季曉
六年過去,那場大火的痕跡還在季家屯村落的殘垣斷壁上有跡可循。
看了一眼蹲在路邊嘔吐的高亞寧,葉淨月接過秦淮遞來的水,抽出自己的手帕向她走去,不屑道:“你們法醫天天看那麼惡心的屍體都不吐,坐個車還能吐成這樣。”
高亞寧漱了口,用白淨的手帕抹了一把臉,抬起頭瞪了一眼若無其事的葉淨月,“法醫不能暈車啊?這感覺可比看屍體惡心多了。”
方才去搜尋的人跑著回到秦淮身邊,耳語了兩句。秦淮轉過頭對葉淨月說:“那邊真的發現了振東集團的人。”
葉淨月露出志在必得的笑容。他點頭道:“都帶走,哪來的給送回哪去——記著讓他們下手有點輕重,別傷了人。”
“是。”
葉淨月瞄了一眼還蹲在地上的高亞寧,頭也不回地朝秦淮道:“扶她去車上休息會兒。”
“哎,那你……”秦淮皺起眉,看著兀自朝村子廢墟裡走去的葉淨月,欲言又止。
“先別跟進來。”葉淨月擺擺手,一個人沿著破敗的廢墟走了進去。
深一腳淺一腳地,在烈日下的廢棄村莊裡走了近半小時,葉淨月才終於看到那座被圍起來的建築。
彷彿一座監獄。他摸了摸石灰牆壁,有些年頭了,但應該不如村落的年代久遠,是近幾年新建的。石灰掛掉一層,裡面竟是被曬的滾燙的鋼筋。
他抬頭看了看高聳的院牆,好一座牢籠。
站在不遠處的樹林裡的中年男子注意了那靠在樹邊的鬈發青年半天,最終還是放下了握在手裡的斧子,向他走去。
葉淨月也看到了他。那是一個眉目透露著剛毅的中年男子,穿著方便幹活的粗布襯衣,背上被汗水打濕了一塊,寬闊的肩膀下隱隱能看到結實的肌肉輪廓。
看到他正臉的第一眼,葉淨月便認出了這個男子是誰。
葉淨月看著他手上沾著的泥土,問:“你在種樹?”
男子嗯了一聲,沉聲道:“這一片的樹,我種了好幾年。”
“那你一個人做到這麼厲害,好像還是沒辦法改變什麼。”看著如今的季家屯,葉淨月嘆了口氣。

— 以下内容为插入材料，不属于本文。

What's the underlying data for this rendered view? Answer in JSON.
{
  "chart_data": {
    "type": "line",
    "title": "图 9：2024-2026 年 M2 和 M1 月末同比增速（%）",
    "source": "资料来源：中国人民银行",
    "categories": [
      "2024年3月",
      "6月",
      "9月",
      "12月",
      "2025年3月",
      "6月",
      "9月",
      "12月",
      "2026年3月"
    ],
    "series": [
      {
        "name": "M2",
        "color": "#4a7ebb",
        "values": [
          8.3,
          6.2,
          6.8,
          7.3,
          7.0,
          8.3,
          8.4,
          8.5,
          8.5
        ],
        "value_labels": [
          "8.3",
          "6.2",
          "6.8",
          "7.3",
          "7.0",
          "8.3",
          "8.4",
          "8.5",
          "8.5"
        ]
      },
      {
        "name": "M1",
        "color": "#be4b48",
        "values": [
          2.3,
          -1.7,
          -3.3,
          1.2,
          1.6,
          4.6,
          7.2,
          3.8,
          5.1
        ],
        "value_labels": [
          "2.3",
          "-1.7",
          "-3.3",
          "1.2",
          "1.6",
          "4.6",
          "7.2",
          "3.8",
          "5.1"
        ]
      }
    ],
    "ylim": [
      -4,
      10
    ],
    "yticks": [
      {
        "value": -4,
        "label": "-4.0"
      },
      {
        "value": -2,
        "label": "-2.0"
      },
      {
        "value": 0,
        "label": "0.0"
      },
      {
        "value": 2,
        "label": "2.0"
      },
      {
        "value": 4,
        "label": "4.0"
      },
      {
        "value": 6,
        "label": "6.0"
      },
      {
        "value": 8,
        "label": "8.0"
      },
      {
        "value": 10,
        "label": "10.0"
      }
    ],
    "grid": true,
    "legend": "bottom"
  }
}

男子沒有回答。拾起地上的鐵楸,他埋下最後一鐵鏟,略略灑一點水,將周圍的土又弄的松軟。
他的臉頰和胳膊都呈現著小麥色,用力時健碩的肌肉線條浮現出來,手臂上綁著繃帶,看上去似乎有些陳年舊傷。
“這一片兒,以前的人在乎。”
健壯的中年男子指了指季家屯平坦的後山,葉淨月向那裡望去,差不多已經到了火蔓延過的盡頭,參差不齊的參天大樹開始遮蔽著毒辣的日光。
葉淨月蹲下身,撚起一股塵土。看得出來火災過後還沒幾年,這土地是被一寸寸地辛勤翻過的。
有些有了年頭的大樹根部還有火燒留下的痕跡,有些是新種下的。但都有被用心呵護的樣子。
要到吃午飯的點了,院內傳來像打更一樣的聲音。隨後鐵欄門被推開,一群衣著簡樸的孩子湧進來。
“你叫施遠山?”葉淨月望著他的背影,問。
施遠山正是那個名叫施燃的“自殺”女大學生的父親——那被所有人都以為死了的,武警教練。也就是葉淨月先前在施燃家看到遺照的中年男子。
他腳步一頓。沒有回答,放下鐵鏟,提著空桶向孩子們走去。